I’ve always thought of the Convergence event as DC Comics releasing a live version of a greatest hits album; these are all the old favorites, but played by the artists as they are today. Greatest Hits albums have always seemed more like a gateway for would-be or casual fans, as any old die-hard is going to own the entire back catalog. When it comes to Shazam #1 – I just might be the casual fan that writer Jeff Parker (Aquaman) and artist Evan “Doc” Shaner (Flash Gordon) were trying to reel in. The whole first issue feels like a pilot for Bad Robot’s version of The Hardy Boys. It’s a fun serial with a large over arching sci-fi mystery. Any needed exposition explaining the state of Fawcett City (see the staffer above) is taken care of in the form of character development in the first 5-pages, featuring a very proactive Billy Batson dealing with social unrest at an town square meeting. From there on out Billy, Freddy, and Mary go out on an adventure worthy of a Alfred Hitchcock Presents The Three Investigators book if that series also included the fun, pulp elements of 1950’s science fiction. What makes this issue soar is that even being “Marvel-less” doesn’t stop the trio from being brave. Also, all the cheesy dialogue and dated sci-fi tropes work well in a book that sees this world mostly through a child’s eyes. By the time the Marvels do finally appear, it’s just icing on the cake.

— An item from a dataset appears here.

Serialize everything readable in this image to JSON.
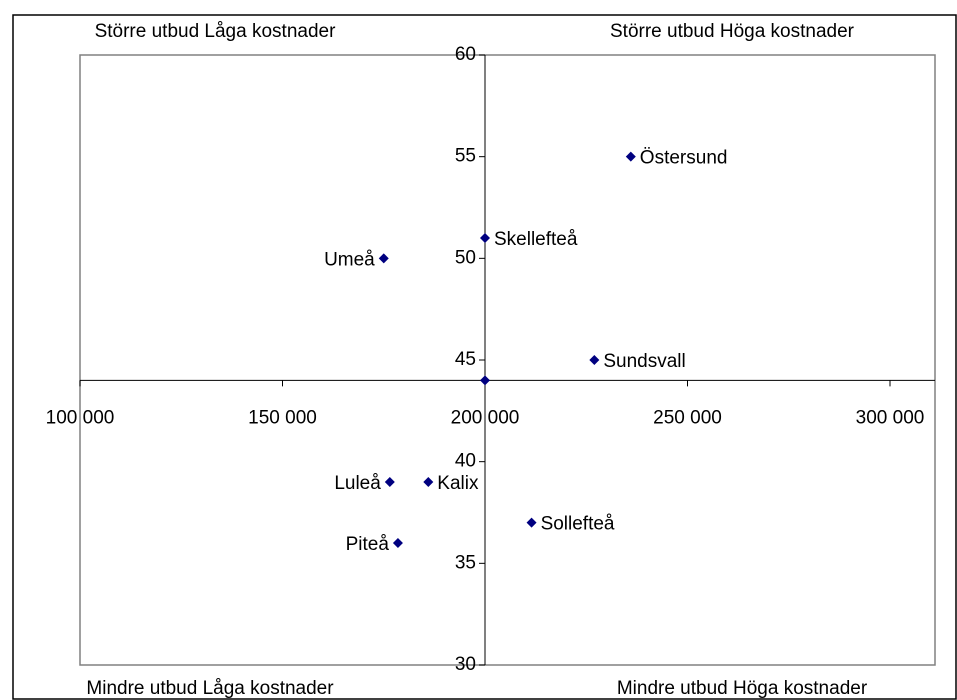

If Convergence: Shazam #1 was an old-school kid-detective serial, then Infinity Inc. #1 is a modern day, CW-type sci-fi drama. The aspiring JSA junior heroes have mostly all moved on with their lives in Metropolis under the dome, but have stuck together as a group. Half the issue travels throughout the city, finding the different Infinity Inc. members dealing with their loss of powers in different ways. Writer Jerry Ordway (The Power of Shazam!), with visual help from Ben Caldwell (Wednesday Comics: Wonder Woman), focuses the personal drama around Alan Scott’s daughter Jennie for the first ten pages, and while it isn’t too particularly deep – it services a little bit of exposition for anyone new to Infinity Inc. (having Google and Wikipedia handy is still highly recommended). When the dome’s barriers drop halfway through the issue, all of the interpersonal setup really ratchets up the stakes when Infinity Inc. decides to strike their opposing city first. If you love devastating cliffhangers, the rest of the book is definitely for you. SHAZAM! = 4.5/5 Kid Detectives; II = 3.25/5 Super-Kids.